AVSpeechSynthesizer: delegate willSpeakRangeOfSpeechString returns false character ranges

I'm using AVSpeechSynthesizer to let the App speak some text and use the delegate method speechSynthesizer:willSpeakRangeOfSpeechString:utterance: to keep track of the current progress, and to highlight the currently spoken word. Usually this works great, but under certain circumstances, the character range that is returned by the delegate method will be wrong and remains wrong until the end. The returned range seems to have an additional offset and this offset can even grow. This issue is triggered by certain words.


In my case I use a German text with a german voice and I've noticed that this issue is triggered whenever the text includes the word "Fusion Drive" (the text I used for testing was a review about the new iMacs). For example I use the sentence…
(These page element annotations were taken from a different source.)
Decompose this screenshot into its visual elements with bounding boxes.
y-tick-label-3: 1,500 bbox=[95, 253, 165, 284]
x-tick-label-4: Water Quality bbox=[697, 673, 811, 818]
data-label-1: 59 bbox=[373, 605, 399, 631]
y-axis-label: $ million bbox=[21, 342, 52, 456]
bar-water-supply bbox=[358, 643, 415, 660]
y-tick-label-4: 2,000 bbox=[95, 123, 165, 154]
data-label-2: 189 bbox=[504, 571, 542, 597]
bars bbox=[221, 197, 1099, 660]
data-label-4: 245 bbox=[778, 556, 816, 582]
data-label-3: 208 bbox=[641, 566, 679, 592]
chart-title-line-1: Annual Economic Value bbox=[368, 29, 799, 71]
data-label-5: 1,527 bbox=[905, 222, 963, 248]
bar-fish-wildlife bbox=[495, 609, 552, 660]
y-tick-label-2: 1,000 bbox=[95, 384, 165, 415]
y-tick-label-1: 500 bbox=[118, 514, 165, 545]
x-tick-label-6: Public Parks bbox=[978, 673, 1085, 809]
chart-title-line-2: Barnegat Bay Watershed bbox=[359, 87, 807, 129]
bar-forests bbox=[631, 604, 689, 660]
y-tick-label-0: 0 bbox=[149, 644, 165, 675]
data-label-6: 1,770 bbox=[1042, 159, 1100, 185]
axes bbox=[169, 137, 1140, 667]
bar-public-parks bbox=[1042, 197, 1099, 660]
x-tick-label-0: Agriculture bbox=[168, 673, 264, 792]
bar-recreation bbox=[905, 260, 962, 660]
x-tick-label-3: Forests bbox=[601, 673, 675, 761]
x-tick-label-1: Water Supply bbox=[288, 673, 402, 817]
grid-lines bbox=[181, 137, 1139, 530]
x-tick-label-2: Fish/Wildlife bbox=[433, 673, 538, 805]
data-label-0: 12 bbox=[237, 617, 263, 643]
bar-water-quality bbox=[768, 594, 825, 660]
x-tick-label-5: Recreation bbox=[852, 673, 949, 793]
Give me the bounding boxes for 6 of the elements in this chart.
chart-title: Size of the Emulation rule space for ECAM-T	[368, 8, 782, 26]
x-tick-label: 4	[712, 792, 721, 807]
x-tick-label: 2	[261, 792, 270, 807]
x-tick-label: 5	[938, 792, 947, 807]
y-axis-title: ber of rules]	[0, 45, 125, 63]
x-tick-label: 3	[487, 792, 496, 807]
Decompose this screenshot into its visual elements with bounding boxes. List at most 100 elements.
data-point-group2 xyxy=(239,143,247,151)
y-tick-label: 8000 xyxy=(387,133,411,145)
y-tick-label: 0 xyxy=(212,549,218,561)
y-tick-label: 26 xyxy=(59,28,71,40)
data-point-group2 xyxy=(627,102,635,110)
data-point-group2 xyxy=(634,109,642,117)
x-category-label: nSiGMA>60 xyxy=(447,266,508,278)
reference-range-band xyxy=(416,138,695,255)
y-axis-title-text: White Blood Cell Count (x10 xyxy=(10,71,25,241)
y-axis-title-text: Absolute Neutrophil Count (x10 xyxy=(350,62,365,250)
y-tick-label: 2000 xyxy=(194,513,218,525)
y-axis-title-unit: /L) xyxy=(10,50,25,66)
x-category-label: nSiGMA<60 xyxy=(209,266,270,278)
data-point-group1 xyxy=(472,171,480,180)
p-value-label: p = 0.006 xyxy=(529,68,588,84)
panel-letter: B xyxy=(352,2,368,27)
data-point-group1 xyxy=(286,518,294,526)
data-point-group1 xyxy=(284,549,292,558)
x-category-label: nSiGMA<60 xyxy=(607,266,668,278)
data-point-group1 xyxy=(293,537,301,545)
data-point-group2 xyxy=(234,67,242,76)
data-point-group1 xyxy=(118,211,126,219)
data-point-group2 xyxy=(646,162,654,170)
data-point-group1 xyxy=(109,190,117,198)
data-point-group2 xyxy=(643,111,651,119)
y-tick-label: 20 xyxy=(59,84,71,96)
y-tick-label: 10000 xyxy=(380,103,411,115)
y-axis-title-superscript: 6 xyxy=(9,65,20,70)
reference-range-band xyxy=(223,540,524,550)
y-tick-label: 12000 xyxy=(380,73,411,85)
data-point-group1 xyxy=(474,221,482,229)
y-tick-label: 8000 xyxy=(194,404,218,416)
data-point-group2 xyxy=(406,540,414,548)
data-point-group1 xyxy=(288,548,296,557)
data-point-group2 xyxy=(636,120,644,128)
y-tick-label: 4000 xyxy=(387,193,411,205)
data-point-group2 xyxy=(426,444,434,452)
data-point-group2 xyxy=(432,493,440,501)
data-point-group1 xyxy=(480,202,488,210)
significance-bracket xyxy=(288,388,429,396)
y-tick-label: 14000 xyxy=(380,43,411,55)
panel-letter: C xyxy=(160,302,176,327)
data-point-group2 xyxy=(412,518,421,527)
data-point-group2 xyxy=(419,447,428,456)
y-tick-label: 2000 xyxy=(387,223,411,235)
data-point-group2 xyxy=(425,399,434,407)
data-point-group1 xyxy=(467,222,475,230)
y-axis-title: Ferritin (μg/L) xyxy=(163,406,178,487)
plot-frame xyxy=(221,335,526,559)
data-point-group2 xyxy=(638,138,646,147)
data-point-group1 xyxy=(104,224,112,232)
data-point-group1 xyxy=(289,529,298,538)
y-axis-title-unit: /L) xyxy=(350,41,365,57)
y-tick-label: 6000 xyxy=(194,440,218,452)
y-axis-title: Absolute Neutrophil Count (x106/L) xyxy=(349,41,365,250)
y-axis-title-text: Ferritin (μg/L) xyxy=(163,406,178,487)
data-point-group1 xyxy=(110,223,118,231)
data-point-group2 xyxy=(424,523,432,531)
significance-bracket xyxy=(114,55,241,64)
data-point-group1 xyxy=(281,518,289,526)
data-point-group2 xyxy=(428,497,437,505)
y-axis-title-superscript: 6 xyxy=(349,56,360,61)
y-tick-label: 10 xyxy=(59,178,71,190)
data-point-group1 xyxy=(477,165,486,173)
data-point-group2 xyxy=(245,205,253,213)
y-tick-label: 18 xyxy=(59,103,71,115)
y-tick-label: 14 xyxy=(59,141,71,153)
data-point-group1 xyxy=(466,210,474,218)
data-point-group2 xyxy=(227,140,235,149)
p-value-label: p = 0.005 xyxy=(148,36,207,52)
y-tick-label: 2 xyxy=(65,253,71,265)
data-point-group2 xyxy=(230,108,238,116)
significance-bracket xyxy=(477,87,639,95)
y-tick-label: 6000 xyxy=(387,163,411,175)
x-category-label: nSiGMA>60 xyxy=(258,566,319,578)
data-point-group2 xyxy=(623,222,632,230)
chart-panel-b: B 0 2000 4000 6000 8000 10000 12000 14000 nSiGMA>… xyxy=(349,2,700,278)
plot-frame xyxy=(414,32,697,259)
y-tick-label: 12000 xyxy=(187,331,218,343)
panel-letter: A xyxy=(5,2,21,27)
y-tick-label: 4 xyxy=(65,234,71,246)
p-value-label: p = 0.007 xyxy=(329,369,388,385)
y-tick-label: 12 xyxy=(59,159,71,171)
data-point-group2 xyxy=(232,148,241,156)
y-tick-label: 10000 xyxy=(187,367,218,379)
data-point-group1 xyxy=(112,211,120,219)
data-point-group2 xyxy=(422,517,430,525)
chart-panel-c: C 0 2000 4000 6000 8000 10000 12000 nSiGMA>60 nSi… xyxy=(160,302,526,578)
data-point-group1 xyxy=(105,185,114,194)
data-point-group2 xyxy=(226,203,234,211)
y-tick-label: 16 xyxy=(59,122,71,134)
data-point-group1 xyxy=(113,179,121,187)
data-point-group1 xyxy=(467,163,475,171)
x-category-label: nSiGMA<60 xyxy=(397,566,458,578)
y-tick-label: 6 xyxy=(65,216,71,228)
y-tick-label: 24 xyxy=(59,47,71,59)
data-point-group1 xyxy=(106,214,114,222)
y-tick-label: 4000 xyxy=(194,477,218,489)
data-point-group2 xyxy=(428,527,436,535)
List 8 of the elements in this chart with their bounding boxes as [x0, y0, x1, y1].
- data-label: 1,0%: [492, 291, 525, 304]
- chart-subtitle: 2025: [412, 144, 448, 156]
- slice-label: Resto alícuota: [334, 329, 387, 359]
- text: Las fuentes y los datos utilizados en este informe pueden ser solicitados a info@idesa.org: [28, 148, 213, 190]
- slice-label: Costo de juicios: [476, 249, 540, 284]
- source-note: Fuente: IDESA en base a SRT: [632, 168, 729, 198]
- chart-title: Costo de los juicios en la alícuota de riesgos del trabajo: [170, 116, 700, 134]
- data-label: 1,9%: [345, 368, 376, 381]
Im Unterschied zu seinem Vorgänger kann er auf ein Fusion Drive und einen dedizierten Grafikchip (Typ AMD Radeon Pro 560) zugreifen


The word "Drive" from the above sentence does have the character range (58,5), but the delegate method does return (58,1) for the "D" and (60,4) for "rive", which means that according to these character ranges there must be a space character between the "D" and "rive" (at index 59), which is wrong. Therefore all ranges coming afterwards are also off by one. If a later sentence contains "Fusion Drive" again, the range will be then off by 2. Each time the text-to-speach feature encounters "Fusion Drive" the error becomes larger.


Further tests have revealed that "Fusion drive" would not trigger the Problem, also "Fusion" or "Drive" alone would not. The trigger seems to be "Fusion Dr" only. So if I use other works that start with "Dr" like "Drum" or "Dream" the rage is wrong again. Also the pronounciation of the "Dr"-word is wrong if the issue occurs. It sounds like "D-ream", "D-rive" etc. But the pronounciation is correct if the text does not trigger this issue (like when the word "Fusion" is not present).


Also the issue can not be related to any special characters which are not "speakable", because this happens with only ASCII characters as well.


Am I doing something wrong? Is there a way to workaround this issue.